A precautionary public health protection strategy for the possible risk of childhood leukaemia from exposure to power frequency magnetic fields

Maslanyj, Myron; Lightfoot, Tracy; Schüz, Joachim; Sienkiewicz, Zenon; McKinlay, Alastair
January 2010
BMC Public Health;2010, Vol. 10 Issue 1, p673
Academic Journal
Background: Epidemiological evidence showing a consistent association between the risk of childhood leukaemia and exposure to power frequency magnetic fields has been accumulating. This debate considers the additional precautionary intervention needed to manage this risk, when it exceeds the protection afforded by the exposure guidelines as recommended by the International Commission on Non-Ionizing Radiation Protection. Methods: The Bradford-Hill Criteria are guidelines for evaluating the scientific evidence that low frequency magnetic fields cause childhood leukaemia. The criteria are used for assessing the strength of scientific evidence and here have been applied to considering the strength of evidence that exposures to extremely low frequency magnetic fields may increase the risk of childhood leukaemia. The applicability of precaution is considered using the risk management framework outlined in a European Commission (EC) communication on the Precautionary Principle.
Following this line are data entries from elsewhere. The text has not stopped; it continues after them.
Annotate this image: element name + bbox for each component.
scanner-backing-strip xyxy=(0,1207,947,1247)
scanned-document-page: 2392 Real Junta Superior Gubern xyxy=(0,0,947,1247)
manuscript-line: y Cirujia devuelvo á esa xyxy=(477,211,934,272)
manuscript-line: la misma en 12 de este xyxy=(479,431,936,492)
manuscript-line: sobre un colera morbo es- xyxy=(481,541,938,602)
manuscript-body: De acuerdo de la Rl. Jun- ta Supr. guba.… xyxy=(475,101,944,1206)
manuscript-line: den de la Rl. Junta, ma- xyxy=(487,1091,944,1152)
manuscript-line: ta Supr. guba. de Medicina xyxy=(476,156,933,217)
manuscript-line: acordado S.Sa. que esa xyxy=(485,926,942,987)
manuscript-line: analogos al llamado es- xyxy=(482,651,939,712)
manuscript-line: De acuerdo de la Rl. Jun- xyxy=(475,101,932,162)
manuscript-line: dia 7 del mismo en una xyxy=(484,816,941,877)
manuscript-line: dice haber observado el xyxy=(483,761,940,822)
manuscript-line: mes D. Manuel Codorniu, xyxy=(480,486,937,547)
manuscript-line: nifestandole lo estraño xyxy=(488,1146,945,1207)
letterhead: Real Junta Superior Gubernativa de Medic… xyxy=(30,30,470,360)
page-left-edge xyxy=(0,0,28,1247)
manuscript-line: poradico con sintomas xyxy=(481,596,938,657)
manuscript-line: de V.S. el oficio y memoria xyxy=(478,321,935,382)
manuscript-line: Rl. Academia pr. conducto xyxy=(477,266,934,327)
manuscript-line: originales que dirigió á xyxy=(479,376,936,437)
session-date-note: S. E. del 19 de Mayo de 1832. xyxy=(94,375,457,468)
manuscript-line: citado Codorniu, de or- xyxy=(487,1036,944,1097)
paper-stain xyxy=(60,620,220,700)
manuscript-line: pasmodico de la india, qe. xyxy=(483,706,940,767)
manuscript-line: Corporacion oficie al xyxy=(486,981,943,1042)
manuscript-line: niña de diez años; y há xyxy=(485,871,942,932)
That communication advises that measures should be proportionate, non-discriminatory, consistent with similar measures already taken, based on an examination of the benefits and costs of action and inaction, and subject to review in the light of new scientific findings. Results: The main evidence for a risk is an epidemiological association observed in several studies and metaanalyses; however, the number of highly exposed children is small and the association could be due to a combination of selection bias, confounding and chance. Corroborating experimental evidence is limited insofar as there is no clear indication of harm at the field levels implicated; however, the aetiology of childhood leukaemia is poorly understood. Taking a precautionary approach suggests that low-cost intervention to reduce exposure is appropriate. This assumes that if the risk is real, its impact is likely to be small. It also recognises the consequential cost of any major intervention. The recommendation is controversial in that other interpretations of the data are possible, and low-cost intervention may not fully alleviate the risk. Conclusions: The debate shows how the EC risk management framework can be used to apply the Precautionary Principle to small and uncertain public health risks. However, despite the need for evidence-based policy making, many of the decisions remain value driven and therefore subjective.